“Who Will You Be After ChatGPT Takes Your Job?”

Link post

This is a linkpost for my own article for Wired, which I’ve been encouraged to post here. It’s mostly about AI becoming capable of the kinds of work white-collar workers derive identity, self-worth, and status from, and draws from what’s happened with professional Go players who’ve been beaten by AI models.

For this piece I spoke with Michael Webb, whose study of AI patents in 2019 presaged a lot of what we’re seeing in the present moment, and Gregory Clark, a professor emeritus of economics at UC Davis. Also, I didn’t end up mentioning them by name, but I spoke with Philip Trammell and Robin Hanson, who were both very helpful.

I actually had a contact at DeepMind who almost connected me with Fan Hui too, but that didn’t end up working out.
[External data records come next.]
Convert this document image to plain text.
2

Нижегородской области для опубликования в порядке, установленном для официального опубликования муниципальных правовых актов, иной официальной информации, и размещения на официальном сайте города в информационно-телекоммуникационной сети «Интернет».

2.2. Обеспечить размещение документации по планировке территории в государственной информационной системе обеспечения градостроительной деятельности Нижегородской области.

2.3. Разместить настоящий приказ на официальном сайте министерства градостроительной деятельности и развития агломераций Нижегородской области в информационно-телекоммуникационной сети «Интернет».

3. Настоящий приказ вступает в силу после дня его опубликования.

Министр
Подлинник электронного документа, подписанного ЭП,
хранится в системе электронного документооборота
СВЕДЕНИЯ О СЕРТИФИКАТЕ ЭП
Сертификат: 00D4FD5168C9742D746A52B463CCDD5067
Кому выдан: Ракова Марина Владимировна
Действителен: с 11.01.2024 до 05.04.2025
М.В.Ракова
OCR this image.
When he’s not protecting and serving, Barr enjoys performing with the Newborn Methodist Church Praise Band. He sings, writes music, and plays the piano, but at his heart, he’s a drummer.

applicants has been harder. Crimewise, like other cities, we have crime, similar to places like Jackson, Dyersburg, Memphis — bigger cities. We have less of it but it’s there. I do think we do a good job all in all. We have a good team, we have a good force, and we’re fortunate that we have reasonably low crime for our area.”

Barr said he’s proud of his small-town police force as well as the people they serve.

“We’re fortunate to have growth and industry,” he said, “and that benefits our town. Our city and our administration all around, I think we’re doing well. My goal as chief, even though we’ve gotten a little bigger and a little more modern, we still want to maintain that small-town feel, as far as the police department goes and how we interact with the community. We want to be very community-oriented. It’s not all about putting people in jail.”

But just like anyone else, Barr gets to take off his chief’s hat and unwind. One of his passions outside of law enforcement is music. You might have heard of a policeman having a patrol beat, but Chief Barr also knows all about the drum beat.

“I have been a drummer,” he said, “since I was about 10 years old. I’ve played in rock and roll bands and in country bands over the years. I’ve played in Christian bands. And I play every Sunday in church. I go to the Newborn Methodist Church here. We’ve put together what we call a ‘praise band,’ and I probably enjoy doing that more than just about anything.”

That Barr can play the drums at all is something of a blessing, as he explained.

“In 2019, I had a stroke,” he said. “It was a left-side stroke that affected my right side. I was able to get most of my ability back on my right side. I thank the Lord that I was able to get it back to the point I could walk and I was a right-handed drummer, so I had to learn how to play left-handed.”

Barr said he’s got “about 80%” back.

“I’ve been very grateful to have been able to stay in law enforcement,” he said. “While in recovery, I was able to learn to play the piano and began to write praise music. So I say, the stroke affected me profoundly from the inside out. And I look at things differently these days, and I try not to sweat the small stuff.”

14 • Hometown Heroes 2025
Anyway, I posted an out-take reel of a few points to Twitter, which maybe I’ll just include below (partly so I can correct typos):

A few nuggets that didn’t make it into my Wired piece about AI becoming capable of white collar work, in no particular order:

1. All 4 economists I talked to thought employment rates wouldn’t go down for the foreseeable future. Very strong “don’t worry” vibes

2. Furthermore, one said “whenever major technological developments happen, everyone gets a promotion”—everyone’s job will be slightly more interesting and slightly less grunt-work-y.

3. However, on longer timescales, one noted that economists’ predictions on employment rates contradicted their own predictions on how much work AI would do. He said he thought economists generally have a status quo bias.

4. On the other hand, he thought AI researchers who predicted massive societal revolution generally had an “excitement bias.”

This matches my observations.

5. Based on a @vgr book review, I waded through the incredibly dense “A Tenth Of A Second” by Canales, and learned how fluid our expectations are about human capabilities. There was immense resistance in 19C to letting technology replace the human eye for scientific observation.

6. Now it seems unthinkable that we’d choose to rely on the naked human eye for, e.g., measuring distances and speeds of planets, when we could use a highly calibrated tool.

This makes me expect that a lot of other human abilities will get offloaded to AI very soon,

7. and, maybe most interestingly and comfortingly (?), as soon as it’s normalized for AI to, e.g., write, illustrate, decide, summarize, compare, research, etc, we’ll turn around and call it bizarre that we ever did those things, and no one will feel particularly bad about it.

8. Informally, a lot of people including myself expect to see a wave of ‘lo-fi’/​handcrafted art, where the *point* is the absence of tech. ‘Artisanal’ literature, music, movies, etc.

9. Writing already looks different to me and I expect we’ll soon think very differently about a lot of cultural things that have previously been imperceivably interwoven with their human origin, in the same way we learn how brains work when parts of them get damaged.